Sequoia Capital is raising two funds, one US-based and one global growth fund, according to its new filings with the US Securities Exchange Commission (SEC).
Sequoia Capital last raised a US growth fund in 2014, prior to raising a $950-million US growth fund in 2012. A report from PE Hub, citing Thomson Reuters data, stated that Sequoia Capital raised its first global growth fund in 2012 with a capital of $700 million.
It is likely, based on the latest comments coming from senior members of Sequoia Capital’s management, that Sequoia may focus its investments on growth-stage firms abroad.
In a recent opinion piece published in The Financial Times, Michael Moritz, the chairman of Sequoia Capital and an early investor in Google, YouTube, Yahoo!, expressed concerns regarding valuations of firms in the technology space.
Moritz observed that chronically low interest rates have driven more and more money into venture capital investment, pushing valuations higher and higher. In an interaction with Bloomberg, when asked to comment on the development of a bubble, Moritz opined: “To me, it’s a more rational time than 1999, because I don’t think there’s a sort of universal feeling that every company is going to be a massive success. People are more discriminating.”
He also noted that with the rise of unicorns and decacorns, late-stage investments were “…disguised forms of debt” that were protected because of terms put in by investors, in terms of “…the ratchets, the liquidation preferences.”
The consumer healthcare venture Theranos, which raised $88.4 million to date across five funding rounds, was singled out as an example by Moritz of the current distortion in private valuations. This is a significant distortion in private capital markets that is likely to see significant correction in the near future.
This is reflected in industry sentiments, which are backed by data coming from New York-based venture capital analytics firm CB Insights. In an October brief, they noted that despite a lack of exits among technology ventures, investors continued to infuse capital into them.
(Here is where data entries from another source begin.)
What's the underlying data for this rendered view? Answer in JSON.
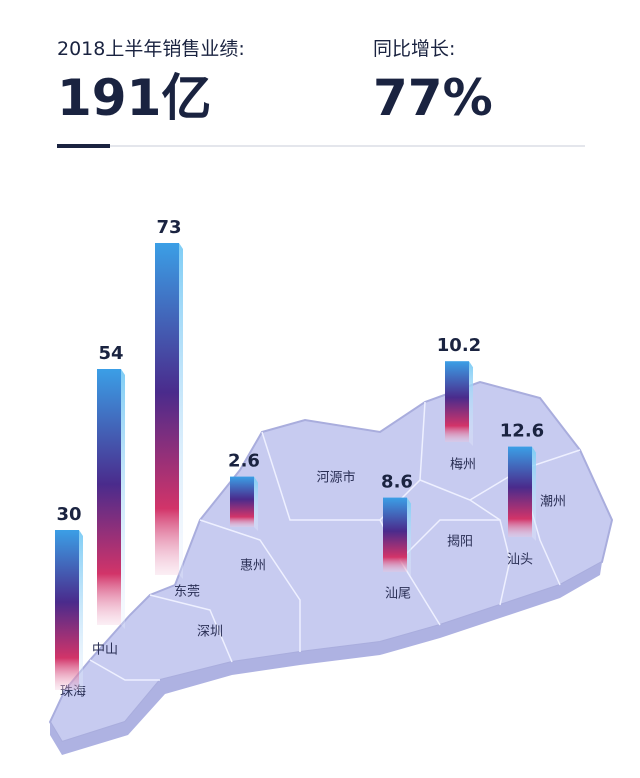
{
  "header": {
    "sales_label": "2018上半年销售业绩:",
    "sales_value": "191亿",
    "growth_label": "同比增长:",
    "growth_value": "77%"
  },
  "chart_data": {
    "type": "bar",
    "categories": [
      "珠海",
      "中山",
      "东莞",
      "惠州",
      "汕尾",
      "梅州",
      "汕头"
    ],
    "values": [
      30,
      54,
      73,
      2.6,
      8.6,
      10.2,
      12.6
    ],
    "map_labels": [
      "深圳",
      "河源市",
      "揭阳",
      "潮州"
    ]
  }
}
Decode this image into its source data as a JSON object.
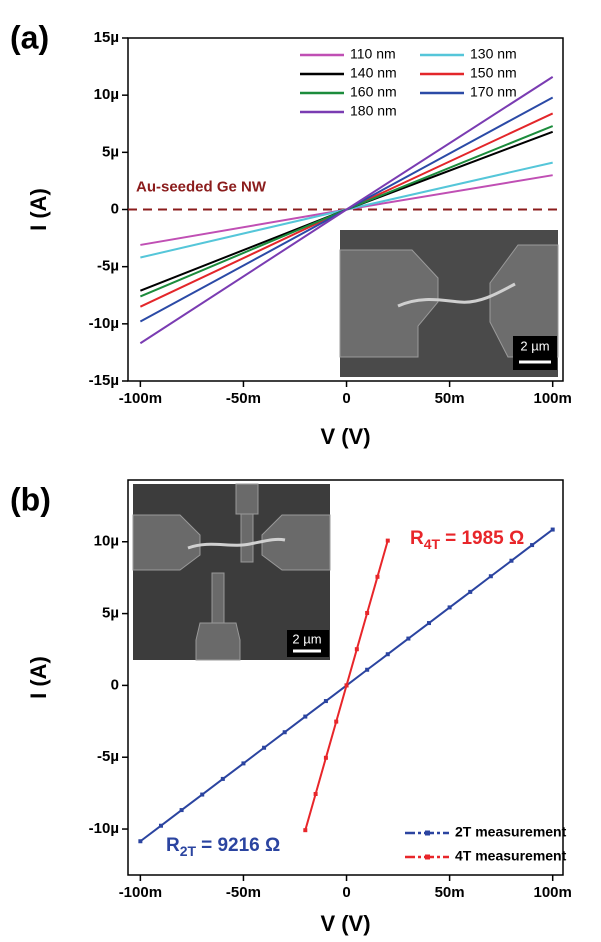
{
  "chart_data": [
    {
      "type": "line",
      "panel_label": "(a)",
      "x_label": "V (V)",
      "y_label": "I (A)",
      "xlim": [
        -0.106,
        0.105
      ],
      "xticks": [
        {
          "value": -0.1,
          "label": "-100m"
        },
        {
          "value": -0.05,
          "label": "-50m"
        },
        0,
        {
          "value": 0.05,
          "label": "50m"
        },
        {
          "value": 0.1,
          "label": "100m"
        }
      ],
      "ylim": [
        -1.5e-05,
        1.5e-05
      ],
      "yticks": [
        {
          "value": -1.5e-05,
          "label": "-15µ"
        },
        {
          "value": -1e-05,
          "label": "-10µ"
        },
        {
          "value": -5e-06,
          "label": "-5µ"
        },
        0,
        {
          "value": 5e-06,
          "label": "5µ"
        },
        {
          "value": 1e-05,
          "label": "10µ"
        },
        {
          "value": 1.5e-05,
          "label": "15µ"
        }
      ],
      "legend": "upper right",
      "series": [
        {
          "name": "110 nm",
          "color": "#c04fb4",
          "x": [
            -0.1,
            0,
            0.1
          ],
          "values": [
            -3.1e-06,
            0,
            3e-06
          ]
        },
        {
          "name": "130 nm",
          "color": "#55c6d9",
          "x": [
            -0.1,
            0,
            0.1
          ],
          "values": [
            -4.2e-06,
            0,
            4.1e-06
          ]
        },
        {
          "name": "140 nm",
          "color": "#000000",
          "x": [
            -0.1,
            0,
            0.1
          ],
          "values": [
            -7.1e-06,
            0,
            6.8e-06
          ]
        },
        {
          "name": "150 nm",
          "color": "#e3262a",
          "x": [
            -0.1,
            0,
            0.1
          ],
          "values": [
            -8.5e-06,
            0,
            8.4e-06
          ]
        },
        {
          "name": "160 nm",
          "color": "#1c8c3c",
          "x": [
            -0.1,
            0,
            0.1
          ],
          "values": [
            -7.6e-06,
            0,
            7.3e-06
          ]
        },
        {
          "name": "170 nm",
          "color": "#2b4aa6",
          "x": [
            -0.1,
            0,
            0.1
          ],
          "values": [
            -9.8e-06,
            0,
            9.8e-06
          ]
        },
        {
          "name": "180 nm",
          "color": "#7a3cb2",
          "x": [
            -0.1,
            0,
            0.1
          ],
          "values": [
            -1.17e-05,
            0,
            1.16e-05
          ]
        }
      ],
      "reference_line": {
        "label": "Au-seeded Ge NW",
        "value": 0,
        "color": "#8b1c1c"
      },
      "inset": {
        "scale_bar": "2 µm"
      }
    },
    {
      "type": "line",
      "panel_label": "(b)",
      "x_label": "V (V)",
      "y_label": "I (A)",
      "xlim": [
        -0.106,
        0.105
      ],
      "xticks": [
        {
          "value": -0.1,
          "label": "-100m"
        },
        {
          "value": -0.05,
          "label": "-50m"
        },
        0,
        {
          "value": 0.05,
          "label": "50m"
        },
        {
          "value": 0.1,
          "label": "100m"
        }
      ],
      "ylim": [
        -1.32e-05,
        1.43e-05
      ],
      "yticks": [
        {
          "value": -1e-05,
          "label": "-10µ"
        },
        {
          "value": -5e-06,
          "label": "-5µ"
        },
        0,
        {
          "value": 5e-06,
          "label": "5µ"
        },
        {
          "value": 1e-05,
          "label": "10µ"
        }
      ],
      "legend": "lower right",
      "series": [
        {
          "name": "2T measurement",
          "color": "#2b44a0",
          "markers": true,
          "x": [
            -0.1,
            -0.09,
            -0.08,
            -0.07,
            -0.06,
            -0.05,
            -0.04,
            -0.03,
            -0.02,
            -0.01,
            0,
            0.01,
            0.02,
            0.03,
            0.04,
            0.05,
            0.06,
            0.07,
            0.08,
            0.09,
            0.1
          ],
          "values": [
            -1.085e-05,
            -9.77e-06,
            -8.68e-06,
            -7.6e-06,
            -6.51e-06,
            -5.43e-06,
            -4.34e-06,
            -3.26e-06,
            -2.17e-06,
            -1.09e-06,
            0,
            1.09e-06,
            2.17e-06,
            3.26e-06,
            4.34e-06,
            5.43e-06,
            6.51e-06,
            7.6e-06,
            8.68e-06,
            9.77e-06,
            1.085e-05
          ]
        },
        {
          "name": "4T measurement",
          "color": "#e8262a",
          "markers": true,
          "x": [
            -0.02,
            -0.015,
            -0.01,
            -0.005,
            0,
            0.005,
            0.01,
            0.015,
            0.02
          ],
          "values": [
            -1.008e-05,
            -7.56e-06,
            -5.04e-06,
            -2.52e-06,
            0,
            2.52e-06,
            5.04e-06,
            7.56e-06,
            1.008e-05
          ]
        }
      ],
      "annotations": [
        {
          "symbol": "R",
          "subscript": "4T",
          "text": "= 1985 Ω",
          "color": "#e8262a"
        },
        {
          "symbol": "R",
          "subscript": "2T",
          "text": "= 9216 Ω",
          "color": "#2b44a0"
        }
      ],
      "inset": {
        "scale_bar": "2 µm"
      }
    }
  ]
}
However, until October 2015, less value was created via exits than money invested.
The aftermath of this bubble collapsing are likely to impact major startup ecosystems worldwide, though the greater effect will be seen in Silicon Valley and the connected US startup ecosystems that have emerged in New York and Boston. With this in mind, Sequoia Capital seems intent on increasing its exposure to Asia Pacific (APAC) growth markets.
Sequoia’s APAC prospects
The APAC has large growth engines like China and India rise to prominence in recent years, alongside Southeast Asia, which is seeing a significant infusion of Japanese capital.
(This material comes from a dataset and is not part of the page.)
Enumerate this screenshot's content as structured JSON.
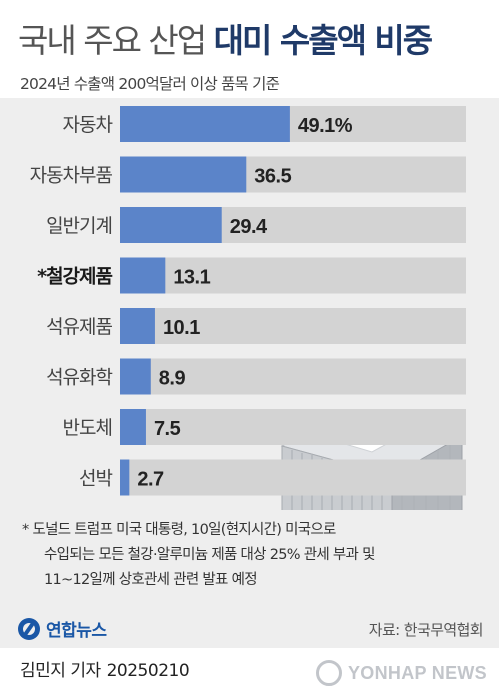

Sequoia Capital is already leveraging on this narrative of growth, when it jointly established a private equity fund with Huatai Securities in June this year. With exposure to the larger middle market segment of venture investment through this fund, the latest VC funds it is raising are targeted at growing its exposure to APAC VC-class assets.
Huatai Securities is China’s fourth largest securities firm, in terms of total and net assets as of the end of 2014. It is engaged in brokerage and wealth management, investment banking, asset management, as well as investment and trading. It also floated its shares in Hong Kong earlier this year in June, with its initial public offering (IPO) raising $4.5 billion in funds.
The Wall Street Journal noted that this was the second largest IPO for 2015. Prior to Huatai’s IPO closing, Hong Kong was the fourth-largest IPO venue globally, maintaining listing volumes at $7.2 billion. It was overshadowed by New York where $9 billion was raised.
According to Asia Asset Management, the two firms established a PE fund aimed at raising $1.6 billion to invest in China’s healthcare, consumption, telecommunication, media and technology (TMT), and high-end manufacturing sectors. This joint fund would “…focus on opportunities related to red-chip stocks”, a reference to mainland Chinese firms incorporated outside of the mainland and listed in Hong Kong.
It would also target investments in firms seeking to list in the restricted A-shares market and mainland Chinese enterprises acquiring foreign businesses as part of their growth strategies.
The large demographic shifts occurring in the APAC region, as well as the emergence of larger middle classes with greater purchasing power driving consumption are coupled with significant increases in Internet user populations, smartphone penetration and the rise of hyperlocal e-commerce platforms. This is creating a wealth of opportunities that Sequoia Capital can capitalise on.
Additionally, with the revelation that Sequoia Capital and other VC majors maintain networks of scouts – consisting of a cadre of entrepreneurs and academics – in Silicon Valley to select and invest in startups, this model is likely to be replicated and applied to the much larger communities of startup ventures and related businesses to be found in the Asia Pacific.
Sequoia Capital is hoping to replicate its template for success, refined in the US, in APAC markets. This retargeting of their venture activity reflects a shift by US VCs towards a more international perspective, given the lucrative exits occurring beyond the US. For instance, PE Hub reported that Sequoia’s deal volume in China through early August outpaced venture investing in the US.
According to PE Hub, which cited sources close to the VC firm, the push into APAC markets by Sequoia Capital is built on the assumption that economic developments here will mirror the trends witnessed with Western economies. In Western economies, online services underwent rapid, large-scale adoption, and this is reflected in the Sequoia dealbook, with the majority of transactions involving a digital marketplace or online services.